Not as an individual, but I'm talking about a situation precisely where the individual choices of teachers are ignored, in some cases by school admins, in some cases by faculty choices. Fortunately I also ran a computing club, in which I was autonomous with how I ran it, and I taught my computing club students C#/MAUI... but even then still saw some of the issues you run into with teaching students. e.g. I told them to install Visual Studio ready for next week, showed them where it was, what workloads to install, and then the next week one of the students had installed Blend for Visual Studio, not Visual Studio. "Look, it has Visual Studio in the name!". (sigh)

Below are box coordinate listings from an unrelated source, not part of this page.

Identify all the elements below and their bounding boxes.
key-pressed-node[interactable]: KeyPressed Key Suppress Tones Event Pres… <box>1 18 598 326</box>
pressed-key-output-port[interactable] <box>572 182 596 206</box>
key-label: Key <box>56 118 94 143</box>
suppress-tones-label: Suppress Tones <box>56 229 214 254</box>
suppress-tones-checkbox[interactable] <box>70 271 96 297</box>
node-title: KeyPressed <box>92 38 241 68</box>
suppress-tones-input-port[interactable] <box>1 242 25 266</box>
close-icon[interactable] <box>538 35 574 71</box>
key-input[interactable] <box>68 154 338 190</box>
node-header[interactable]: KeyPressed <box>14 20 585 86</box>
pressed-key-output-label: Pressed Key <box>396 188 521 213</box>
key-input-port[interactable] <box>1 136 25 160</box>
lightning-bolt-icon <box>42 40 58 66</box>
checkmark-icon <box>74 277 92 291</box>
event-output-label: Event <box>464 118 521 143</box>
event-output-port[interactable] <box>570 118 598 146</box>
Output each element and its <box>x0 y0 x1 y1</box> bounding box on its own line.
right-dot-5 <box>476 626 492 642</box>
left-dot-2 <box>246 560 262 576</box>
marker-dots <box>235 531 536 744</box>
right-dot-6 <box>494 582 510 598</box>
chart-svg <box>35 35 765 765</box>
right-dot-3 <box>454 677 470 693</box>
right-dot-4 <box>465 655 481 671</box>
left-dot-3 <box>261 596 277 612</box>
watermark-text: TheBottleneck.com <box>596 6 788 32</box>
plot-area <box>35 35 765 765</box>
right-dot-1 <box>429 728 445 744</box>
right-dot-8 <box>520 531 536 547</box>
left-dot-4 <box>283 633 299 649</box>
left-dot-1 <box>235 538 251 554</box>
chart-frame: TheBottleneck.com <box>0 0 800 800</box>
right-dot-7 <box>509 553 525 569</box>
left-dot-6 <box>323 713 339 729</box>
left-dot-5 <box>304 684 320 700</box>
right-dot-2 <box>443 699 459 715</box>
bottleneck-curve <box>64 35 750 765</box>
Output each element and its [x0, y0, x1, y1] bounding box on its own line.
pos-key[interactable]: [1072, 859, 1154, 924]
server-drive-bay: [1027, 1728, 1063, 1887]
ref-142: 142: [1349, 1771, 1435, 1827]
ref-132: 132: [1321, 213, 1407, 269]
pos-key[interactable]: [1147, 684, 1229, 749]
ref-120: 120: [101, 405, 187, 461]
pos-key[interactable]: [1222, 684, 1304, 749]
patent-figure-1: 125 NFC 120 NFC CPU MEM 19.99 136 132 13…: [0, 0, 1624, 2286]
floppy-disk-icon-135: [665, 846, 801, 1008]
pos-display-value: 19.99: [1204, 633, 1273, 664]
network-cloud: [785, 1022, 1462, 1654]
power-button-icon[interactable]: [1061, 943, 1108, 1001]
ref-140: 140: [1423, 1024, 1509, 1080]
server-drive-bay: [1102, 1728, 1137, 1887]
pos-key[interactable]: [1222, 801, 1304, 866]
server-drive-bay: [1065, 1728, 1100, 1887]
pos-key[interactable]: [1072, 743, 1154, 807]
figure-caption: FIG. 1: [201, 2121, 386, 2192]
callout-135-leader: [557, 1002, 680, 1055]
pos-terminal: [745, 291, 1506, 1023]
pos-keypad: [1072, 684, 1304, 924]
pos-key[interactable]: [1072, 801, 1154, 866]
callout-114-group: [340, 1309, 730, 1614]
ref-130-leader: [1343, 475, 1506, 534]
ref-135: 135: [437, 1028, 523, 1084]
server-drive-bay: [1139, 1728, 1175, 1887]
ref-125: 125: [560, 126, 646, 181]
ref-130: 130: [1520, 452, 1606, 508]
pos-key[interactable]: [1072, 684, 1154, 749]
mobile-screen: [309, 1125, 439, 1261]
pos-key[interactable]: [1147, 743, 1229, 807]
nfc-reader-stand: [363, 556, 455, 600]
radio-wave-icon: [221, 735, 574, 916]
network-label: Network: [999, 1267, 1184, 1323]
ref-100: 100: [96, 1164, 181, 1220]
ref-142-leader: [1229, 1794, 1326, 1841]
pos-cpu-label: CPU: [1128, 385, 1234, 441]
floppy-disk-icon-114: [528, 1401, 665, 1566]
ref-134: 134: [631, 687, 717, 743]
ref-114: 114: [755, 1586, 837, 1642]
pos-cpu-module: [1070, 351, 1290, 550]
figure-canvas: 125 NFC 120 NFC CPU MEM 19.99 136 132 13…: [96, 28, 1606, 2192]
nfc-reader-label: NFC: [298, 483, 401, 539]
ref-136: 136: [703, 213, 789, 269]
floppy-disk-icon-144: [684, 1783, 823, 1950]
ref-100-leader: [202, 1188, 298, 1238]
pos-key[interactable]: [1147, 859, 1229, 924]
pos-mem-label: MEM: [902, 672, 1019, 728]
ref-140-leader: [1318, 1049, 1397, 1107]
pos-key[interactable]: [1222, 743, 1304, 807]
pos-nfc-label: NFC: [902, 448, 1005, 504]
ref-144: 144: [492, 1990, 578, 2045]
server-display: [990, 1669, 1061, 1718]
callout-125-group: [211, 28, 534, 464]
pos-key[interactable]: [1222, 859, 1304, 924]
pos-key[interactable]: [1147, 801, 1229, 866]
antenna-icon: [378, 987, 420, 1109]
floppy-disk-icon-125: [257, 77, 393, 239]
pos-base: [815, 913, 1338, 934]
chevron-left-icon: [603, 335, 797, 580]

I think weakly typed variables will actually help beginners as it is less to think about to start off with

No, that's exactly the problem to start with. Another rule of teaching (see below for the full list I'm quoting these from) is "never let the first impression be a wrong one". If you let students think they can use variables for anything, then you run into problems when they can't. This is why teaching them with strong types first is better - they learn you need to be careful with how to use them, THEN maybe you can let them have some more freedom like Python allows.

In other languages it is considered good style to use indentation anyway

Yes, but in those languages it's optional. In Python it's mandatory, and if someone's code isn't working it's far easier to spot a missing bracket than a missing space.

[–] SmartmanApps 1 points 1 month ago

That’s silly

Agreed.

This was at a university

As I said elsewhere, I had a much more sensible approach when I went to Uni - we learnt Pascal in first year, and then did OOP in second year, which follows the tradition of only teaching one concept at a time.